There are some significant changes, however. The 500D enjoys a megapixel bump over the 450D, from 12.2 to 15.1. The 500D also has a vastly expanded sensitivity range compared with the 450D: where the latter could only go as high as ISO1600, the 500D can be pushed to ISO3200, and with a minor adjustment to the Custom Settings menu, all the way to ISO6400 and even ISO12800. Performance up to ISO1600 was excellent, and even shots taken at ISO3200 were usable, albeit only just. Our shots at the two highest sensitivities, however, were disrupted by very high noise levels.
Another difference is that where the 450D uses Canon's Digic III image processor, the 500D uses the Digic 4, which adds H.264 video encoding. That makes the 500D the cheapest DSLR in Canon's range capable of high-definition video.
You can opt for either 720p or 1080p encoding, although the latter is somewhat cramped by a 20fps frame rate. 720p works better, capturing video at 30fps. It's fair to say that the video we captured was stunning.
There are a few drawbacks. The 500D doesn't automatically change focus while shooting video, so you have to press the exposure lock button to force it to focus via contrast detection. This has the simultaneous drawbacks of being slow, inaccurate and, in the case of the 18-55mm IS lens supplied with our review model, very noisy on the final video clip. You can adjust focus using the internal focus sensor, but this creates a break in the video when the mirror snaps back into place, focus adjusts and the mirror gets out of the way again. Further, the integrated microphone is a simple, monoaural unit with no wind-cutting technology, and you can't plug in your own. It's also impossible to set your own shutter speed or aperture before shooting, making background blur difficult to control. You can control exposure compensation, but that's the only manual video control available.
Still, manual-focusing is made easier by the 500D's spectacular 3in LCD screen. It's the same size as the 450D's, but it has four times the resolution, putting it on par with the screen on the 5D Mk II. The 920,000 pixels mean the images previewed on the screen are incredibly detailed, and colour quality is beyond reproach.

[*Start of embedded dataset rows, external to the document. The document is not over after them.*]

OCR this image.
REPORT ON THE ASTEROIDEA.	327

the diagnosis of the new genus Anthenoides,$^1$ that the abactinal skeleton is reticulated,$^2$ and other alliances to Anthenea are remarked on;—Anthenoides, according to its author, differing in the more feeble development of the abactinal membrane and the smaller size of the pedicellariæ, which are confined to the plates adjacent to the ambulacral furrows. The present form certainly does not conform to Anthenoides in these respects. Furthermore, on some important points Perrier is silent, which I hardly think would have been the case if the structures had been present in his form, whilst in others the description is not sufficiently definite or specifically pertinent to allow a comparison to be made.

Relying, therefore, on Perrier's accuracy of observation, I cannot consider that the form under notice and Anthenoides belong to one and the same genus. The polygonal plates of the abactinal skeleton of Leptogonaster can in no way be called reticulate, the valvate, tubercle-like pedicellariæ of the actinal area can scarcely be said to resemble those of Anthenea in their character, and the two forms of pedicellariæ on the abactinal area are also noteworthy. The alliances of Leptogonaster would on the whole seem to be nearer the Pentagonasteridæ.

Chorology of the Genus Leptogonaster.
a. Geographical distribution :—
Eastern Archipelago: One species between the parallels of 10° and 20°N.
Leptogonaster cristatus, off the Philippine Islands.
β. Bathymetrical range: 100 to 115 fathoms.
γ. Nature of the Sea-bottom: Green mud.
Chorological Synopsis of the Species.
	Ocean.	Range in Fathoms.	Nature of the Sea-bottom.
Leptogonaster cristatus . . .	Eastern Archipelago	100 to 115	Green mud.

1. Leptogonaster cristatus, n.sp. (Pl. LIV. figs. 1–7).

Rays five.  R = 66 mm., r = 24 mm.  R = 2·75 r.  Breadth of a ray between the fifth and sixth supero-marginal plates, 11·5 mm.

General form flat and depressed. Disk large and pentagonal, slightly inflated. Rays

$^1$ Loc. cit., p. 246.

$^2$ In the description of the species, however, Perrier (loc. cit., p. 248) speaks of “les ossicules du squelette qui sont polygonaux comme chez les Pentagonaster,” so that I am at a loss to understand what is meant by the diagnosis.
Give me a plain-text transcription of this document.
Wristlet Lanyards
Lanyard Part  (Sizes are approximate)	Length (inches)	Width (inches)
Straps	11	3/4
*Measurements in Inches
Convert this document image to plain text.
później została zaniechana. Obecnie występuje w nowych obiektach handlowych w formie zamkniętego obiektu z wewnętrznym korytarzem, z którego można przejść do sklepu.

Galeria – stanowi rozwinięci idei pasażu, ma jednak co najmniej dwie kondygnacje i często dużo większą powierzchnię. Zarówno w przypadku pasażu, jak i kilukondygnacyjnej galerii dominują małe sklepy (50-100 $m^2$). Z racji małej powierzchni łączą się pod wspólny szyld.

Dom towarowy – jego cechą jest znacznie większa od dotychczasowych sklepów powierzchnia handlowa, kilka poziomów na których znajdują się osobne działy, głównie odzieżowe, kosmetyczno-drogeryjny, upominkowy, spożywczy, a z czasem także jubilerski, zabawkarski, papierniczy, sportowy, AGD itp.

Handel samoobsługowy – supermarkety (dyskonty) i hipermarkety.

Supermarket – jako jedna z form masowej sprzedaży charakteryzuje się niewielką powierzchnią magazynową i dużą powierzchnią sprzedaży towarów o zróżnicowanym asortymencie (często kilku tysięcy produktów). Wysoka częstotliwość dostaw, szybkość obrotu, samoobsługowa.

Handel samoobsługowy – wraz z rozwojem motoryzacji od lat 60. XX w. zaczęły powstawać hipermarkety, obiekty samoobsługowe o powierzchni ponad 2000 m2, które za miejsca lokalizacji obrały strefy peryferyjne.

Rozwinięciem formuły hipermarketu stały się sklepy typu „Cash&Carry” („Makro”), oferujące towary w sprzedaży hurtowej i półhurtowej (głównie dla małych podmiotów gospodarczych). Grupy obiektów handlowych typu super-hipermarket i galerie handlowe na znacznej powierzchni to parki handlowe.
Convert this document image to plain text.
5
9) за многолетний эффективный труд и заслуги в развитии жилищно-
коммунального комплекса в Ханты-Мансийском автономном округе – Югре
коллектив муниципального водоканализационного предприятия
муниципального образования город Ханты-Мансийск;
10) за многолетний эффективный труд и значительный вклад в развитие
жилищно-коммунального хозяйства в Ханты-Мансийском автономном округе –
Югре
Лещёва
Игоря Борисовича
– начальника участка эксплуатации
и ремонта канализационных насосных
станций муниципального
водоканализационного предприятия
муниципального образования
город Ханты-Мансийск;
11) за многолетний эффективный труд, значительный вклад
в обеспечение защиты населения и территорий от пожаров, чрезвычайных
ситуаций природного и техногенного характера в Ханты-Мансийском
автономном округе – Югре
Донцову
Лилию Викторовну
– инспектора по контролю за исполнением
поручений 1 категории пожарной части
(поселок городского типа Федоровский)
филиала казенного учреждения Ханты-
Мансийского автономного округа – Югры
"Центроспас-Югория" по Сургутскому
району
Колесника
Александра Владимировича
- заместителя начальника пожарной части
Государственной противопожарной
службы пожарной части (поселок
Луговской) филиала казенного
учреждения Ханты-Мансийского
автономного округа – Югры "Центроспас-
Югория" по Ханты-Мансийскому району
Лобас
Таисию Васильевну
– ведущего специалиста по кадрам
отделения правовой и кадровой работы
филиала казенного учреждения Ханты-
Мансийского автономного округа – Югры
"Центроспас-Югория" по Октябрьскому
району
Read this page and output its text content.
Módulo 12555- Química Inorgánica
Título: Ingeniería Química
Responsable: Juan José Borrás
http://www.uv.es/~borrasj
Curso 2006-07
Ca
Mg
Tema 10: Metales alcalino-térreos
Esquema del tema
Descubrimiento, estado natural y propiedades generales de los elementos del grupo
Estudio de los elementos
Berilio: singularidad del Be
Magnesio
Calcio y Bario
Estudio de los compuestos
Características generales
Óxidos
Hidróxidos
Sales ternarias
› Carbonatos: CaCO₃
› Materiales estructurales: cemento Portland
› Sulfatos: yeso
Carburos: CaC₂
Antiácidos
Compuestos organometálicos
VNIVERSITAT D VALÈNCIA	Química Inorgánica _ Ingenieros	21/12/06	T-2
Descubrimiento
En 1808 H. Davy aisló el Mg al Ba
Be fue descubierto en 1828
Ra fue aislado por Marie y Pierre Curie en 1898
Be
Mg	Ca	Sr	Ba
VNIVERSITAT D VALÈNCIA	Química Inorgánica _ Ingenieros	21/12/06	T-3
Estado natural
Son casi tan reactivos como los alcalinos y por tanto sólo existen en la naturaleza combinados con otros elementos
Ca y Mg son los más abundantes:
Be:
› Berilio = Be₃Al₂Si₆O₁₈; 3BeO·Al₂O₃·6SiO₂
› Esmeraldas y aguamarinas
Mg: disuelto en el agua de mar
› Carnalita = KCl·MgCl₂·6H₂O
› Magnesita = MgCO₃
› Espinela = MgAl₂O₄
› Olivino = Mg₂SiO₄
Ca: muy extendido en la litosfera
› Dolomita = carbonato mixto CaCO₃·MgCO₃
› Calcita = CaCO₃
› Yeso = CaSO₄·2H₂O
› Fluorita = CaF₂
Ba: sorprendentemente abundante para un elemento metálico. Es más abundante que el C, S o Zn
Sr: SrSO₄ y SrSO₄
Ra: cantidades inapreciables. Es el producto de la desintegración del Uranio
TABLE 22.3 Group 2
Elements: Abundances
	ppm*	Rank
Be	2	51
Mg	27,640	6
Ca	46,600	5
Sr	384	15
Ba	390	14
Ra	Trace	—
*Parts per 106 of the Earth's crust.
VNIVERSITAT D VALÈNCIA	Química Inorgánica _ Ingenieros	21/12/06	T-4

The 500D's battery life has suffered a slight knock, no doubt in part because of the high-resolution screen. The 450D could capture about 500 shots on a single charge; the 500D will manage about 100 fewer. Over the course of a weekend, we took around 333 images and about 20 minutes of video, and in the process went from a full battery to a blinking red battery alert.
The 500D produces stunning images and video. The big problem is the price. With the kit lens, it costs more than £700; the 450D, with the same lens, costs £200 less. Alternatively, Nikon's top-end amateur camera, the D90, costs about £750, with a superior 18-105mm VR lens and similar video capabilities. In fact, for about £150 more, you could have Canon's top-end consumer DSLR body, the 50D, which offers the same megapixel count, LCD size and up to 6.3fps continuous shooting, as well as a tougher-feeling magnesium-alloy body. The 500D offers a convenient route into HD shooting on a DSLR, but if that's not a killer feature for you, it isn't the last word in value.
Fantastic output from this DSLR, but its rather high price should make you think twice before reaching for your credit card.